Pingi ended up marrying a local woman and even ran – unsuccessfully – for local public office.

Today, temporary workers from Africa often arrive as part of a “family project,” said Mohamed Méité, a member of La Mosaïque from Côte d’Ivoire, who is obtaining a doctorate in mining engineering in Rouyn-Noranda.

Supported by their extended families, they typically come to Quebec on two-year contracts with a single employer. If their visas permit, they will be able to apply for permanent residency at the end of their contracts and sponsor their families to join them in Canada.

Since many temporary workers are initially tied to a single employer, they can sometimes suffer abuse, including unjustified dismissals and low pay, said La Mosaïque’s Brin.

Even if working conditions are good, isolation in remote locations in Quebec and separation from their families takes a big toll, some African immigrants said.

Cameroonian, Metangmo Nji, 40, left her husband and children in 2022 to work as a cook at a fast-food chain in Rouyn-Noranda. Although her employer treated her and four other Cameroonian kitchen workers well, even providing accommodation, Ms Nji said being alone caused “severe depression”.

“Leaving my family and children behind is the hardest thing I have ever been through,” she said.

Temporary workers, she said, have to be “psychologically strong” to deal with loneliness and, at the same time, look forward to the time when they can obtain residency and invite their families.

Still, things got better, Nji said. With Rouyn-Noranda’s African population increasing rapidly, an association for Cameroonians now had 52 members, up from 10 last year, she said. They meet once a month to enjoy Cameroonian dishes such as fufu con ndolé, a spinach stew.

The growing presence of the African community was perhaps felt most prominently when the city’s most famous poutine restaurant, Chez Morasse, passed into the hands of Carlos Sodji and Sylviane Senou, a young couple from Benin, two years ago.

Poutine – the high-calorie combination of French fries layered with cheese curds and gravy – has become Quebec’s signature dish around the world.

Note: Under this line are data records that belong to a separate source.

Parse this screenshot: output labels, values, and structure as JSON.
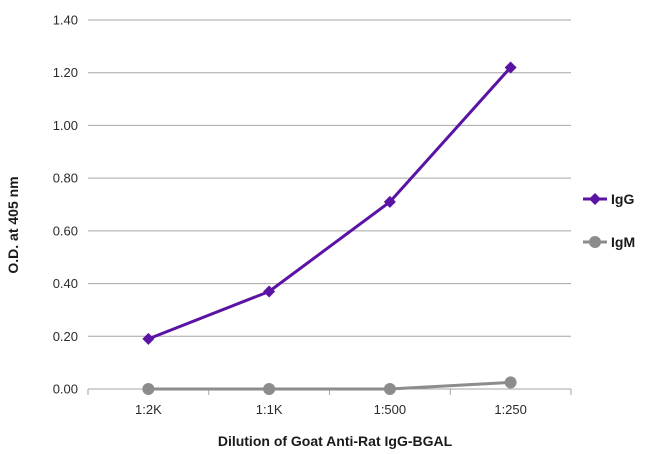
{
  "chart_data": {
    "type": "line",
    "title": "",
    "xlabel": "Dilution of Goat Anti-Rat IgG-BGAL",
    "ylabel": "O.D. at 405 nm",
    "categories": [
      "1:2K",
      "1:1K",
      "1:500",
      "1:250"
    ],
    "ylim": [
      0,
      1.4
    ],
    "yticks": [
      "0.00",
      "0.20",
      "0.40",
      "0.60",
      "0.80",
      "1.00",
      "1.20",
      "1.40"
    ],
    "grid": "horizontal",
    "legend_position": "right",
    "series": [
      {
        "name": "IgG",
        "values": [
          0.19,
          0.37,
          0.71,
          1.22
        ],
        "color": "#5a13a4",
        "marker": "diamond"
      },
      {
        "name": "IgM",
        "values": [
          0.0,
          0.0,
          0.0,
          0.025
        ],
        "color": "#8c8c8c",
        "marker": "circle"
      }
    ]
  }
}
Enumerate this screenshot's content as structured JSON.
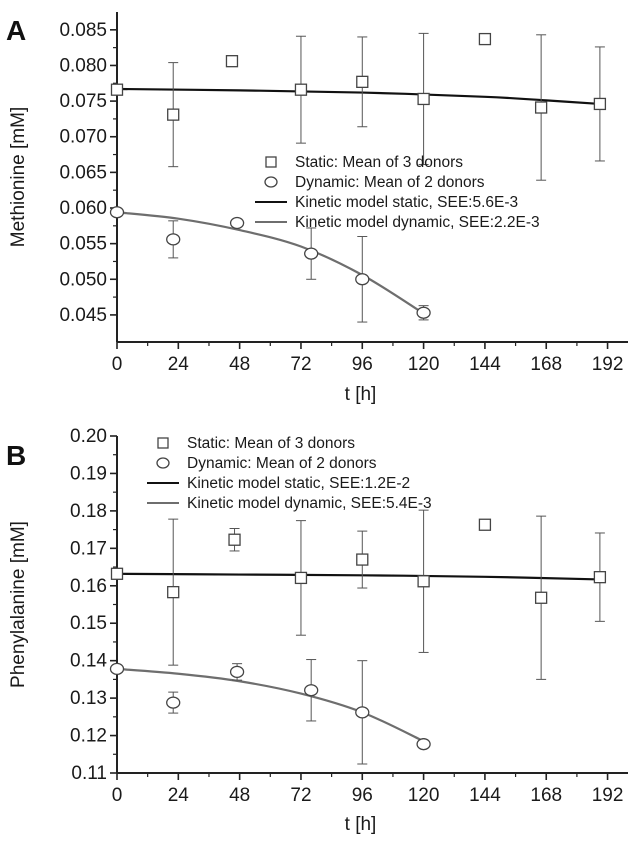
{
  "chart_data": [
    {
      "panel_label": "A",
      "type": "scatter",
      "xlabel": "t [h]",
      "ylabel": "Methionine [mM]",
      "xlim": [
        0,
        200
      ],
      "ylim": [
        0.0412,
        0.0875
      ],
      "xticks": [
        0,
        24,
        48,
        72,
        96,
        120,
        144,
        168,
        192
      ],
      "yticks": [
        0.045,
        0.05,
        0.055,
        0.06,
        0.065,
        0.07,
        0.075,
        0.08,
        0.085
      ],
      "ytick_labels": [
        "0.045",
        "0.050",
        "0.055",
        "0.060",
        "0.065",
        "0.070",
        "0.075",
        "0.080",
        "0.085"
      ],
      "legend_position": "center-right",
      "series": [
        {
          "name": "Static: Mean of 3 donors",
          "marker": "square",
          "color": "#444444",
          "points": [
            {
              "x": 0,
              "y": 0.0766,
              "err": 0.0003
            },
            {
              "x": 22,
              "y": 0.0731,
              "err": 0.0073
            },
            {
              "x": 45,
              "y": 0.0806,
              "err": 0.0003
            },
            {
              "x": 72,
              "y": 0.0766,
              "err": 0.0075
            },
            {
              "x": 96,
              "y": 0.0777,
              "err": 0.0063
            },
            {
              "x": 120,
              "y": 0.0753,
              "err": 0.0092
            },
            {
              "x": 144,
              "y": 0.0837,
              "err": 0.0003
            },
            {
              "x": 166,
              "y": 0.0741,
              "err": 0.0102
            },
            {
              "x": 189,
              "y": 0.0746,
              "err": 0.008
            }
          ]
        },
        {
          "name": "Dynamic: Mean of 2 donors",
          "marker": "circle",
          "color": "#444444",
          "points": [
            {
              "x": 0,
              "y": 0.0594,
              "err": 0.0003
            },
            {
              "x": 22,
              "y": 0.0556,
              "err": 0.0026
            },
            {
              "x": 47,
              "y": 0.0579,
              "err": 0.0005
            },
            {
              "x": 76,
              "y": 0.0536,
              "err": 0.0036
            },
            {
              "x": 96,
              "y": 0.05,
              "err": 0.006
            },
            {
              "x": 120,
              "y": 0.0453,
              "err": 0.001
            }
          ]
        },
        {
          "name": "Kinetic model static, SEE:5.6E-3",
          "style": "line",
          "color": "#111111",
          "points": [
            {
              "x": 0,
              "y": 0.0767
            },
            {
              "x": 48,
              "y": 0.0765
            },
            {
              "x": 96,
              "y": 0.0762
            },
            {
              "x": 144,
              "y": 0.0756
            },
            {
              "x": 168,
              "y": 0.0751
            },
            {
              "x": 189,
              "y": 0.0746
            }
          ]
        },
        {
          "name": "Kinetic model dynamic, SEE:2.2E-3",
          "style": "line",
          "color": "#6e6e6e",
          "points": [
            {
              "x": 0,
              "y": 0.0594
            },
            {
              "x": 24,
              "y": 0.0585
            },
            {
              "x": 48,
              "y": 0.0569
            },
            {
              "x": 72,
              "y": 0.0546
            },
            {
              "x": 96,
              "y": 0.0506
            },
            {
              "x": 120,
              "y": 0.0452
            }
          ]
        }
      ]
    },
    {
      "panel_label": "B",
      "type": "scatter",
      "xlabel": "t [h]",
      "ylabel": "Phenylalanine [mM]",
      "xlim": [
        0,
        200
      ],
      "ylim": [
        0.11,
        0.2
      ],
      "xticks": [
        0,
        24,
        48,
        72,
        96,
        120,
        144,
        168,
        192
      ],
      "yticks": [
        0.11,
        0.12,
        0.13,
        0.14,
        0.15,
        0.16,
        0.17,
        0.18,
        0.19,
        0.2
      ],
      "ytick_labels": [
        "0.11",
        "0.12",
        "0.13",
        "0.14",
        "0.15",
        "0.16",
        "0.17",
        "0.18",
        "0.19",
        "0.20"
      ],
      "legend_position": "top-center",
      "series": [
        {
          "name": "Static: Mean of 3 donors",
          "marker": "square",
          "color": "#444444",
          "points": [
            {
              "x": 0,
              "y": 0.1632,
              "err": 0.0003
            },
            {
              "x": 22,
              "y": 0.1583,
              "err": 0.0195
            },
            {
              "x": 46,
              "y": 0.1723,
              "err": 0.003
            },
            {
              "x": 72,
              "y": 0.1621,
              "err": 0.0153
            },
            {
              "x": 96,
              "y": 0.167,
              "err": 0.0076
            },
            {
              "x": 120,
              "y": 0.1612,
              "err": 0.019
            },
            {
              "x": 144,
              "y": 0.1763,
              "err": 0.0003
            },
            {
              "x": 166,
              "y": 0.1568,
              "err": 0.0218
            },
            {
              "x": 189,
              "y": 0.1623,
              "err": 0.0118
            }
          ]
        },
        {
          "name": "Dynamic: Mean of 2 donors",
          "marker": "circle",
          "color": "#444444",
          "points": [
            {
              "x": 0,
              "y": 0.1378,
              "err": 0.0003
            },
            {
              "x": 22,
              "y": 0.1288,
              "err": 0.0028
            },
            {
              "x": 47,
              "y": 0.137,
              "err": 0.0022
            },
            {
              "x": 76,
              "y": 0.1321,
              "err": 0.0082
            },
            {
              "x": 96,
              "y": 0.1262,
              "err": 0.0138
            },
            {
              "x": 120,
              "y": 0.1177,
              "err": 0.0006
            }
          ]
        },
        {
          "name": "Kinetic model static, SEE:1.2E-2",
          "style": "line",
          "color": "#111111",
          "points": [
            {
              "x": 0,
              "y": 0.1632
            },
            {
              "x": 48,
              "y": 0.163
            },
            {
              "x": 96,
              "y": 0.1628
            },
            {
              "x": 144,
              "y": 0.1624
            },
            {
              "x": 189,
              "y": 0.1617
            }
          ]
        },
        {
          "name": "Kinetic model dynamic, SEE:5.4E-3",
          "style": "line",
          "color": "#6e6e6e",
          "points": [
            {
              "x": 0,
              "y": 0.1378
            },
            {
              "x": 24,
              "y": 0.1365
            },
            {
              "x": 48,
              "y": 0.1345
            },
            {
              "x": 72,
              "y": 0.1312
            },
            {
              "x": 96,
              "y": 0.1262
            },
            {
              "x": 120,
              "y": 0.1185
            }
          ]
        }
      ]
    }
  ]
}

But it was introduced to the Rouyn-Noranda region in the 1970s, after the Morasse family discovered it in another part of Quebec, said Christian Morasse, the restaurant’s former owner. Generations have grown up devouring poutine at Chez Morasse, cementing its place in the city’s history and culture.

When Morasse decided to retire in 2022, he considered several purchase offers. Leaving aside offers from Quebecers in favor of the West African couple, Morasse said Sodji worked for him as a delivery man and had the “soul of a businessman.”

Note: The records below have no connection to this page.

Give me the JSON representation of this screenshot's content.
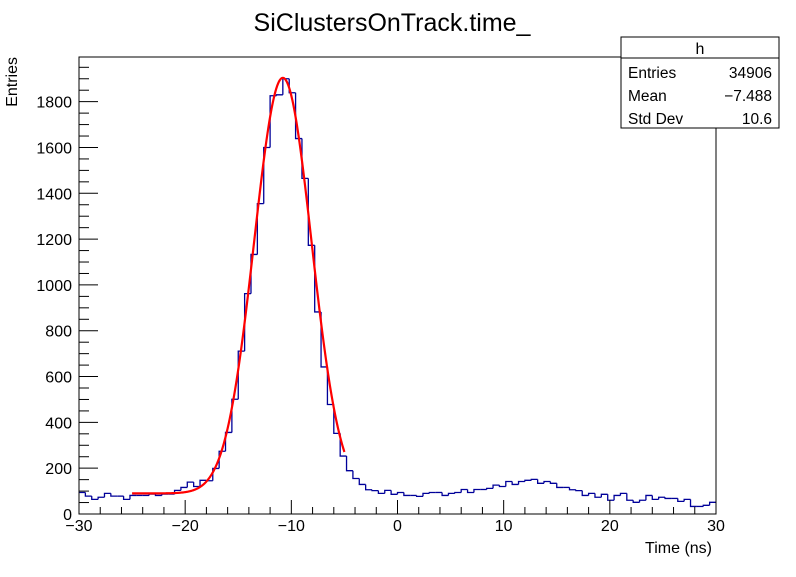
{
  "chart_data": {
    "type": "histogram",
    "title": "SiClustersOnTrack.time_",
    "xlabel": "Time (ns)",
    "ylabel": "Entries",
    "xlim": [
      -30,
      30
    ],
    "ylim": [
      0,
      1995
    ],
    "x_ticks": [
      "−30",
      "−20",
      "−10",
      "0",
      "10",
      "20",
      "30"
    ],
    "x_tick_values": [
      -30,
      -20,
      -10,
      0,
      10,
      20,
      30
    ],
    "y_ticks": [
      "0",
      "200",
      "400",
      "600",
      "800",
      "1000",
      "1200",
      "1400",
      "1600",
      "1800"
    ],
    "y_tick_values": [
      0,
      200,
      400,
      600,
      800,
      1000,
      1200,
      1400,
      1600,
      1800
    ],
    "bin_width": 0.6,
    "bin_counts": [
      94,
      78,
      64,
      73,
      90,
      78,
      78,
      64,
      81,
      81,
      81,
      87,
      81,
      87,
      87,
      103,
      116,
      139,
      120,
      147,
      145,
      199,
      274,
      356,
      501,
      711,
      962,
      1133,
      1355,
      1600,
      1826,
      1830,
      1900,
      1839,
      1639,
      1465,
      1173,
      882,
      642,
      478,
      352,
      253,
      189,
      155,
      129,
      106,
      102,
      90,
      103,
      86,
      94,
      81,
      81,
      77,
      90,
      94,
      94,
      81,
      90,
      94,
      107,
      94,
      107,
      107,
      112,
      126,
      120,
      142,
      129,
      142,
      147,
      151,
      134,
      142,
      134,
      116,
      116,
      106,
      102,
      81,
      90,
      73,
      86,
      60,
      81,
      90,
      60,
      51,
      60,
      81,
      64,
      73,
      68,
      68,
      55,
      64,
      33,
      33,
      38,
      51
    ],
    "histogram_color": "#000099",
    "fit": {
      "function": "gaus+pol0",
      "amplitude": 1814,
      "mean": -10.8,
      "sigma": 2.7,
      "constant": 90,
      "range": [
        -25,
        -5
      ],
      "color": "#ff0000"
    },
    "grid": false,
    "stats_box": {
      "title": "h",
      "position": "top-right",
      "rows": [
        {
          "label": "Entries",
          "value": "34906"
        },
        {
          "label": "Mean",
          "value": "−7.488"
        },
        {
          "label": "Std Dev",
          "value": "10.6"
        }
      ]
    }
  }
}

As a longtime resident, Mr. Morasse said he also witnessed how African newcomers revitalized his city.

“Due to the labor shortage, our supermarkets were almost closed on weekends and our restaurants were closed two, three days a week and at night,” he said. “Now they are open and they are all African workers.”

The team at Chez Morasse includes six cooks recently arrived from Benin and Togo.

To Sodji and Senou’s surprise, the purchase of Chez Morasse attracted intense media attention. “A new era begins at Chez Morasse,” said Radio-Canada, the public broadcaster. The Globe and Mail described how “immigrants from Benin saved a Quebec town’s famous poutinerie,” and the newspaper Le Devoir simply said that “the best poutine in the world is now Beninois.”

“We did not expect such a reaction,” Senou said. “But we really didn’t have time to enjoy it or even think about it. We were very busy working.